TL;DW? Summarizing Instructional Videos with Task Relevance & Cross-Modal Saliency
Abstract
YouTube users looking for instructions for a specific task may spend a long time browsing content trying to find the right video that matches their needs. Creating a visual summary (abridged version of a video) provides viewers with a quick overview and massively reduces search time. In this work, we focus on summarizing instructional videos, an under-explored area of video summarization. In comparison to generic videos, instructional videos can be parsed into semantically meaningful segments that correspond to important steps of the demonstrated task. Existing video summarization datasets rely on manual frame-level annotations, making them subjective and limited in size.
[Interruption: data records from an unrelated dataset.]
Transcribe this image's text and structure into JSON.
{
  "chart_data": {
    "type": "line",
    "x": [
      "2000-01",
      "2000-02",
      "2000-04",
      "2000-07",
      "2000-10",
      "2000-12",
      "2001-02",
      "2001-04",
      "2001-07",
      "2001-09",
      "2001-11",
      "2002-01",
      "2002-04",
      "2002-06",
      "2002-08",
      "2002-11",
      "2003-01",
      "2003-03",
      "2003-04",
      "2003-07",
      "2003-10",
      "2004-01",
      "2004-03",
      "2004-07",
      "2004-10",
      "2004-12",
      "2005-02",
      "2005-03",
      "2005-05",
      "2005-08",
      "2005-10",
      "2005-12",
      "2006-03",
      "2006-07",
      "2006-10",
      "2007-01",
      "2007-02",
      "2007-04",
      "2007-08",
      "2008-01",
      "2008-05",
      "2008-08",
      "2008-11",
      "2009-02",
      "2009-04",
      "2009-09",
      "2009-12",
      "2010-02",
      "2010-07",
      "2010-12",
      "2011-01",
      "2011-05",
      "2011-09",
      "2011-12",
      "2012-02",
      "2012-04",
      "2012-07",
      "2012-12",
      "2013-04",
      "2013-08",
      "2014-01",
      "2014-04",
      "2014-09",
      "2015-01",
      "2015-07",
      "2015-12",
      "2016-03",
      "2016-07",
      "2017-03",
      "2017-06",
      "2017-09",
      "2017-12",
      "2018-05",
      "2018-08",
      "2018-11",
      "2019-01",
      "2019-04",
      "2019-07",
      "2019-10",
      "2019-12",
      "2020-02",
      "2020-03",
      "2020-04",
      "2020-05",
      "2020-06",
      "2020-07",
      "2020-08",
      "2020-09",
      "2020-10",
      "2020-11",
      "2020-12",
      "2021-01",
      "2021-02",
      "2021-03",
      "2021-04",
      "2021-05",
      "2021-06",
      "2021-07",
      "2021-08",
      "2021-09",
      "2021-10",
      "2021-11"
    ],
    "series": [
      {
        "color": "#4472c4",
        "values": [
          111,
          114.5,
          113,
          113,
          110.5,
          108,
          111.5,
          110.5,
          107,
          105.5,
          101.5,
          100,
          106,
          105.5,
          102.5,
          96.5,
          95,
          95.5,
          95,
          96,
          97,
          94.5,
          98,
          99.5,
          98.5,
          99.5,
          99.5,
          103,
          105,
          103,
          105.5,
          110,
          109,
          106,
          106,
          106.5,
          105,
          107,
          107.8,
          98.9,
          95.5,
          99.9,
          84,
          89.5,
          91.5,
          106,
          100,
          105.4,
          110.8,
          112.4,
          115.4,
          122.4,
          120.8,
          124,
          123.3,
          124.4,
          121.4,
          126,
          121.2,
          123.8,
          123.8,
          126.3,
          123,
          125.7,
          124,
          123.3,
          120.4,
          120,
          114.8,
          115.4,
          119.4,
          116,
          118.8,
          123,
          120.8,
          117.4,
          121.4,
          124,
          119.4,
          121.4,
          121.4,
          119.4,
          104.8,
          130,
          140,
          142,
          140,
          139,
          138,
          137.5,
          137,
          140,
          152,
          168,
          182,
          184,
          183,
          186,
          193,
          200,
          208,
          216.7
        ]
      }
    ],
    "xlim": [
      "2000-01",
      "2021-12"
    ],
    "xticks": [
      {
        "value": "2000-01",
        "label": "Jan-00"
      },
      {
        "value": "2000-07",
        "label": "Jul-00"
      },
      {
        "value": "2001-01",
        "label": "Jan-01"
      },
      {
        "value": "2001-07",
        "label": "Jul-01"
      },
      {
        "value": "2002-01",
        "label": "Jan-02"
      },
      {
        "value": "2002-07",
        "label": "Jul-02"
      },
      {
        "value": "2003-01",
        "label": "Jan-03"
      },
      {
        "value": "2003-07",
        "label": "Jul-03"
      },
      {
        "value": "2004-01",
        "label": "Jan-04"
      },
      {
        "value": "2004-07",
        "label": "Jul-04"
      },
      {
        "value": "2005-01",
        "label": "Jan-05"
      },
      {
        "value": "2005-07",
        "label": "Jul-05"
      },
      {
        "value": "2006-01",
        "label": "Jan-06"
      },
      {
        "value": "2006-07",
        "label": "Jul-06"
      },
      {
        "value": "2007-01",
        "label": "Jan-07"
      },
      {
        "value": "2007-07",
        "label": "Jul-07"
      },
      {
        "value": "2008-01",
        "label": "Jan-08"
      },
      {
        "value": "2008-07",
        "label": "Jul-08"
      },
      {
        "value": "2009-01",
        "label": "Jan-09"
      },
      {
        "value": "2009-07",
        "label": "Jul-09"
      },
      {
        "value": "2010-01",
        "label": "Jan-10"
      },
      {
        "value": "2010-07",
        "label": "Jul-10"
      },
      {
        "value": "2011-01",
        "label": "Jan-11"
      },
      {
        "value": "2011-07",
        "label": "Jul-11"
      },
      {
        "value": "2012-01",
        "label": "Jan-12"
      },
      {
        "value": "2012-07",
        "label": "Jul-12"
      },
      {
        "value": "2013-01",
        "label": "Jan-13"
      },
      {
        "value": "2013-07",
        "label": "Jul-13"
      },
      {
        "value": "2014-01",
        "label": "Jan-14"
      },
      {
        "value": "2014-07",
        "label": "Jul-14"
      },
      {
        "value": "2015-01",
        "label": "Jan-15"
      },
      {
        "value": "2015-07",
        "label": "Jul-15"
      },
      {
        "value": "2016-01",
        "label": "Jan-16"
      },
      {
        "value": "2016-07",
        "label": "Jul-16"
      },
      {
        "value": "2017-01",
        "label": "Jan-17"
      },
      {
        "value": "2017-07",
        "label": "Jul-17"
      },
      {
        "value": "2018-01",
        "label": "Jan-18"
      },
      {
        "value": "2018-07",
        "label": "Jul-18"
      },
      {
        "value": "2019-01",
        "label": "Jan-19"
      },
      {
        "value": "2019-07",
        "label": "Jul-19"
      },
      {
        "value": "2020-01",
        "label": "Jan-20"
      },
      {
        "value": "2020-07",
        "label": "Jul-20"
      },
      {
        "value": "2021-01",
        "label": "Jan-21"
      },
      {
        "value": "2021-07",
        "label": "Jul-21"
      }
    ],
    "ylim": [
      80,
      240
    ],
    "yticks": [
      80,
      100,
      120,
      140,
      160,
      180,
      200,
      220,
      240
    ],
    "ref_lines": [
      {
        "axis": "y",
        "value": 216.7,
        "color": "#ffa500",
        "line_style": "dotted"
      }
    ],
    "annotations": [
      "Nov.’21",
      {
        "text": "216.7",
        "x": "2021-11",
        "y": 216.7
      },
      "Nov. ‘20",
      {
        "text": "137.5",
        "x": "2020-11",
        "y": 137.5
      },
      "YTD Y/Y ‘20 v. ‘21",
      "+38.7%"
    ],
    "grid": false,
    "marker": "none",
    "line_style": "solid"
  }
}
To overcome this, we first automatically generate pseudo summaries for a corpus of instructional videos by exploiting two key assumptions: (i) relevant steps are likely to appear in multiple videos of the same task (Task Relevance), and (ii) they are more likely to be described by the demonstrator verbally (Cross-Modal Saliency). We propose an instructional video summarization network that combines a context-aware temporal video encoder and a segment scoring transformer. Using pseudo summaries as weak supervision, our network constructs a visual summary for an instructional video given only video and transcribed speech. To evaluate our model, we collect a high-quality test set, WikiHow Summaries, by scraping WikiHow articles that contain video demonstrations and visual depictions of steps allowing us to obtain the ground-truth summaries. We outperform several baselines and a state-of-the-art video summarization model on this new benchmark.